Das Volk entscheidet

Das Recht, durch einen Volksentscheid Einfluss auf die Politik zu nehmen, gibt es seit der Weimarer Republik. Damals wurde es dem Bürger zum ersten Mal ermöglicht, direkt auf die Gestaltung der Gesetze Einfluss zu nehmen. Allerdings ist das Volksbegehren an ganz bestimmte Bedingungen geknüpft, die auch heute noch ihre Gültigkeit haben.

 

Damit ein neuer Gesetzentwurf angenommen werden kann, ist es notwendig, dass mindestens die Hälfte aller Stimmberechtigten sich beteiligen. Sollen sogar Inhalte der Verfassung geändert werden, dann muss die Hälfte aller Wähler ihre Zustimmung geben.

 

Zunahme der Volksentscheide in Deutschland

 

Der Bürger will nicht nur alle vier Jahre an der Politik aktiv mitwirken, sondern häufiger mitreden. Immer noch sind die Hürden recht hoch, wie wir oben ersehen können. Allerdings wird schon über eine Änderung der Gesetzgebung nachgedacht, schließlich ist im Grundgesetz verankert, dass die Staatsgewalt vom Volk ausgeht. Jedoch liegt die Entscheidung immer noch bei den Parteien, die das Volk gewählt hat.
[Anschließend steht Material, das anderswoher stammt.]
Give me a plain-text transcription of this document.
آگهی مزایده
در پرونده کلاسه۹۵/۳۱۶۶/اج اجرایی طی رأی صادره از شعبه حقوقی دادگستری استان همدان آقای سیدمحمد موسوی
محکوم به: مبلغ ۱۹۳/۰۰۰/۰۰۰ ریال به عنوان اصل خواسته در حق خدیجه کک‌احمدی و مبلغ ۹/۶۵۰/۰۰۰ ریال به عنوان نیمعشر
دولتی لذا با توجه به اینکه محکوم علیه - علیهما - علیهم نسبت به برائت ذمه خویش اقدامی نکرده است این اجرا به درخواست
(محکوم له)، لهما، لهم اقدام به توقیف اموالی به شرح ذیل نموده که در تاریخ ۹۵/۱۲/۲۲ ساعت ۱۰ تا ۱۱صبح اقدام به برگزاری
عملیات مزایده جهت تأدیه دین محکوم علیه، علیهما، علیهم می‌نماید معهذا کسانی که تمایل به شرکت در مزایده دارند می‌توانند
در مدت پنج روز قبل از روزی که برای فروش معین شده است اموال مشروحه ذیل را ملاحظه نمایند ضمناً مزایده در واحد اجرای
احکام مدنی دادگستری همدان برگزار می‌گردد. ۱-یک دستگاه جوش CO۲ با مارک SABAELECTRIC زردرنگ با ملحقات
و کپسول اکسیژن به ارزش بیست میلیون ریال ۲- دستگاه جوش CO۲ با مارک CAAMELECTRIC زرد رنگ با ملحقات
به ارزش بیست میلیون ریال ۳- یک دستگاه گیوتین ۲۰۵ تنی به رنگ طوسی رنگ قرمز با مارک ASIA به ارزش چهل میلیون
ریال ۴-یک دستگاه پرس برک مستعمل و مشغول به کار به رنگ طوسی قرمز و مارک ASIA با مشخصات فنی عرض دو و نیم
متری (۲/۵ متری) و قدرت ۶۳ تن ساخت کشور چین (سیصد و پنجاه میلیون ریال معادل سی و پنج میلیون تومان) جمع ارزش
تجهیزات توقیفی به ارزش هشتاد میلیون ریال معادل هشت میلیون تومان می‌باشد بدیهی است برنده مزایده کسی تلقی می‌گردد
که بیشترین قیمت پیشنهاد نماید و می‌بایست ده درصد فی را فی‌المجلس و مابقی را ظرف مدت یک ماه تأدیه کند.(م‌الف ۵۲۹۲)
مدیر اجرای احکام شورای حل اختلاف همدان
In der Politik wird das repräsentative Demokratie genannt.

 

Aber wer ist schon immer damit zufrieden, was die Politiker entscheiden? Es ist auch nicht genug, wenn der Bürger sich selbst in einer Partei engagiert. Oft wird der heutige Zustand als Parteien-Diktatur bezeichnet, denn erstens hat nicht jeder die Zeit, sich in einer Partei einzusetzen und zweitens dauern die Entscheidungen oft viel zu lange.

 

Die Inhalte der Volksentscheide

 

Bei den Volksentscheiden geht es nicht immer darum, weltpolitische Themen zu ergreifen, sondern vielmehr um Dinge, die den Bürger unmittelbar betreffen. Ein gutes Beispiel dafür ist das Volksbegehren um die Bebauung des Tempelhofer Feldes, das von den meisten Menschen in der deutschen Hauptstadt abgelehnt wurde.

 

Es geht auch um viele andere Themen. Wenn Sie zum Beispiel etwas über die Änderung in der Gesetzgebung rund um das Glücksspiel lesen möchten, überprüfen Sie hier die entsprechenden Inhalte. Das Volk hat eine Stimme, die immer lauter wird in der kommunalen Politik.